Federal investment tax

Federal investment tax
Federal investment tax

“In short, the next time someone tells you that the rich should pay their fair share, start by asking who “the rich” really are. It’s quite possible that one day it will be you.” (Photo: 123RF)

GUEST EXPERT. Many owners of small businesses, farmland and simple duplexes had their eyes on Ottawa last week.

This emotional week began on a dramatic note, as Finance Minister Chrystia Freeland painted the portrait of a society on the verge of insurrection. Without a new tax targeting the “very rich”, the country’s wealthiest people would soon have to take refuge in secure residences and travel by plane in order to avoid popular discontent.

This colorful outing from the federal minister aimed to promote the increase in the capital gains tax inclusion rate. The minister and the defenders of this policy, including some eminent trade unionists, have gone out of their way to try to convince the good people that only the wealthiest 0.13 percent would be affected by such a measure.

But is it true? Obviously not. It’s not even on the outskirts of the truth.

The eminent professor Jack Mintz looked into the issue and eloquently dismantled the federal deception. Indeed, the choice of 0.13 percent is a political communication strategy aimed at hiding the fact that 4.3 percent of Canadians will have to pay the price for this measure once in their lives.

This is because the majority of people who declare high capital gains in a year only do so once in their life. In 2011, for example, 25,100 Canadians declared capital gains greater than $250,000. Of these, two-thirds did not report such earnings again in the following 10 years.

This is explained by the fact that these are people who favored certain types of investments over others. This is a couple who invested in a duplex and sold it when they retired, for example. Or a family selling their chalet. These are not people who will miss a meal because of this tax increase, of course, but we are far from the people who travel in private jets described by Minister Freeland.

These are therefore not the 40,000 people indicated by the federal government, but rather 1.26 million of our fellow citizens. In short, that’s 33 times more people than the government wants to tell you. This is not a stupid mistake. After all, you would quickly realize it if you had brought 33 pints of milk from the grocery store rather than one.

But the clearest indication of the true number of people who will pay for this measure is found elsewhere. It is found in the revenue column that the government believes it will be able to obtain from this measure. First of all, the government’s big money maker was clearly banking on some fire sales since the expected revenues amount to $6.7 billion for this year.

However, this amount drops by half for the following year. And in the third year, only $375 million in additional revenue remains. In other words, the government knows very well that this measure ultimately represents a brake on investment in the country. This means less private investment to modernize factories, train employees and ensure growth.

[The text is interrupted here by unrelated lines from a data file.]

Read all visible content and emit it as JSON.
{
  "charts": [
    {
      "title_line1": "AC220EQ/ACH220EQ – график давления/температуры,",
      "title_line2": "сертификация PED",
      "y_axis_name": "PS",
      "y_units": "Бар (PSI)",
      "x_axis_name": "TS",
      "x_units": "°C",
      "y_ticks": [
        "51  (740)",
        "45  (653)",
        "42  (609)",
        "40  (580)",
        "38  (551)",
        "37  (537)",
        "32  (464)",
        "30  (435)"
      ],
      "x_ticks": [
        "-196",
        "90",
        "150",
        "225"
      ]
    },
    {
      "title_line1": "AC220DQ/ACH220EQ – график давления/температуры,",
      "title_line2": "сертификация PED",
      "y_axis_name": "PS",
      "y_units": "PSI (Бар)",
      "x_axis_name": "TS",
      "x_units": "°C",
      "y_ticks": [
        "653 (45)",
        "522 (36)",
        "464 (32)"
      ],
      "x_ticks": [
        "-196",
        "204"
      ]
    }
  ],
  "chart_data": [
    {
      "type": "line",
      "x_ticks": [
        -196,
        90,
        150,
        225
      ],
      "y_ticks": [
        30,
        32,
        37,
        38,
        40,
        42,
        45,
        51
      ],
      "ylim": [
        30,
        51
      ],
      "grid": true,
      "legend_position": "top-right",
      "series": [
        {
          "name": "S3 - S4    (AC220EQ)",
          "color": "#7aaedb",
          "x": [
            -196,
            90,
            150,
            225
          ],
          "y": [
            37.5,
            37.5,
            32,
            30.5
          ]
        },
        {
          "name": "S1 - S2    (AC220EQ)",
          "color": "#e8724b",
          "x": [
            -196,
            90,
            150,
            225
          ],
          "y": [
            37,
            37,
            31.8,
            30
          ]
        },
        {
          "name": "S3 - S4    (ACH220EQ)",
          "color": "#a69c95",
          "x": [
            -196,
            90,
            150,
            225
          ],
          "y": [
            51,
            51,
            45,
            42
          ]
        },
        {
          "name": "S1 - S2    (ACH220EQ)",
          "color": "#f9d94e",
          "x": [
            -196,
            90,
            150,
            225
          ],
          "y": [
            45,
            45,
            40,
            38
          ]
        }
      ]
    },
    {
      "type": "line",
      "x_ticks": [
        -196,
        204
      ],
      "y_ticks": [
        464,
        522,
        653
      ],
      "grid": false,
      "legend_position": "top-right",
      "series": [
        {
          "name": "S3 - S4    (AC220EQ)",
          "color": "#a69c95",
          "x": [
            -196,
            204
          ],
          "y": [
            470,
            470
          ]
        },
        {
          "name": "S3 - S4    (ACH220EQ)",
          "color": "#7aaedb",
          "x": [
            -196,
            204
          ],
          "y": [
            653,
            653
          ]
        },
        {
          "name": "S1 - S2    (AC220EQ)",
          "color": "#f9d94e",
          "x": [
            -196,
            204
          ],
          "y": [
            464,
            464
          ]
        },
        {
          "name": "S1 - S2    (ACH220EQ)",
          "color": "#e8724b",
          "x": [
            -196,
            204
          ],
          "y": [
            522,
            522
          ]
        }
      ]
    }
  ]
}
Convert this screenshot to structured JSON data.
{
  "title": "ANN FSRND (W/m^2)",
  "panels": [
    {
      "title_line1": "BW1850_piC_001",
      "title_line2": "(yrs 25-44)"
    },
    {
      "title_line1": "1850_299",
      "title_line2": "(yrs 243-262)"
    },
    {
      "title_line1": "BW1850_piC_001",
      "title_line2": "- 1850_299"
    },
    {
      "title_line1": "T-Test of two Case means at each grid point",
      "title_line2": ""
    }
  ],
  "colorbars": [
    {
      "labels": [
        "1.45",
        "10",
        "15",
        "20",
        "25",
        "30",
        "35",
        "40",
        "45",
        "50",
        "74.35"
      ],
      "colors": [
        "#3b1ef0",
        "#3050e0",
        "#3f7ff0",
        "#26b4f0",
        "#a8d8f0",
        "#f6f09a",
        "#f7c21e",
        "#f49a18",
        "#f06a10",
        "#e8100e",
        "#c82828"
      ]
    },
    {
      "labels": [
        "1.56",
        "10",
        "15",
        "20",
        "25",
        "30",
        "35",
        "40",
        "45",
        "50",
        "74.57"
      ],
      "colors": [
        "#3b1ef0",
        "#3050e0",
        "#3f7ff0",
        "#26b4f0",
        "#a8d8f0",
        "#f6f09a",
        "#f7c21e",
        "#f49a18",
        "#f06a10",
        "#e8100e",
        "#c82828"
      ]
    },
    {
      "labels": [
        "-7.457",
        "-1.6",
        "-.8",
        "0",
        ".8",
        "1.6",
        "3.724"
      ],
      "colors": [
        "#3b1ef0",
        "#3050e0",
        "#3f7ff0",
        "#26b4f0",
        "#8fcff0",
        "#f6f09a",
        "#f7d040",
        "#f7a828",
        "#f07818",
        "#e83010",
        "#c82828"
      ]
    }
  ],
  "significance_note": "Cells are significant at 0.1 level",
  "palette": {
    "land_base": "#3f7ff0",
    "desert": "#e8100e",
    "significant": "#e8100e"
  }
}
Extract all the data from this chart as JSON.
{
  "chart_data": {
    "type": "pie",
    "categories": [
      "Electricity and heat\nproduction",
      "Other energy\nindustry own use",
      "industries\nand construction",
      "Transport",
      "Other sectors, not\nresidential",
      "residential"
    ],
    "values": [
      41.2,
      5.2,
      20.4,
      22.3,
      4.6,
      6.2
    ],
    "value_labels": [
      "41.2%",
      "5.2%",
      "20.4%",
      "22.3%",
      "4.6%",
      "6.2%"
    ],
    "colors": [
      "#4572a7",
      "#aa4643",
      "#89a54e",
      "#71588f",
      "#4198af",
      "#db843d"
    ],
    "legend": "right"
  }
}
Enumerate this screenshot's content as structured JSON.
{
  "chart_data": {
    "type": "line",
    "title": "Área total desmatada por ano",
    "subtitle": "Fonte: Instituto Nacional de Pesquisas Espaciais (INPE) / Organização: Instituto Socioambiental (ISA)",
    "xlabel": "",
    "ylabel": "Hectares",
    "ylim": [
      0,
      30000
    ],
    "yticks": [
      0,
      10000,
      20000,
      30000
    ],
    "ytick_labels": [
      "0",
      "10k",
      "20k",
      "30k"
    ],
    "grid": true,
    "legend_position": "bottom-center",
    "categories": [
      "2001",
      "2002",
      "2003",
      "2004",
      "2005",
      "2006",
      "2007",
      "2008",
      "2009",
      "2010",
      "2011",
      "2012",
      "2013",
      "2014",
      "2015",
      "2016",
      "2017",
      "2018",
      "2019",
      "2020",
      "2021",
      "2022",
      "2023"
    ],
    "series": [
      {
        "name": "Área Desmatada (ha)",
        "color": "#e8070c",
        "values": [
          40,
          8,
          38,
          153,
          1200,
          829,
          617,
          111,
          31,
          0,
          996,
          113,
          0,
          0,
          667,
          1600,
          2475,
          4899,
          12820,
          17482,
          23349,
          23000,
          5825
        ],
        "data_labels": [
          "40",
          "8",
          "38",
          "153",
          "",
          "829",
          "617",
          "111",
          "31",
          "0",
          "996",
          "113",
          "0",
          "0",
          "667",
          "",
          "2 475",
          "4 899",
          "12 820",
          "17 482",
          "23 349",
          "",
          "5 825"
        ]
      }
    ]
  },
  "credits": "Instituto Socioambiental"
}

Basically, it is the standard of living of Canadians which will increase less quickly or which will stagnate even more for a very large number of our fellow citizens from all walks of life and from all income categories. In reality, this is a measure that can only harm economic and social mobility.

The cynicism of this measure and the way it is communicated by the Liberal government is therefore somewhat shocking. This is all the more disappointing since we are directly attacking what could be described as “ordinary success”, that is to say the savings made by an individual or a couple who have decided to invest in one or two plexes in order to finance their retirement. This is also the case for many Quebecers.

This federal government is therefore trying to regain some popularity by dividing us. To hear them say, it would therefore be the middle class against the ultra-rich. This is left-wing populism that is frankly dangerous for our social fabric. It’s very rarely mentioned, but the top 10 percent of the population already pays 54 percent of all taxes collected in Canada. All this even though it represents just over a third of revenues.

Anyway, the next time someone tells you that the rich should pay their fair share, start by asking who “the rich” really are. It is quite possible that one day it will be you.

Next, ask yourself what truly constitutes “a fair share”? As Toronto columnist Andrew Coyne recently pointed out, the line that separates us from outright confiscation is sometimes very thin.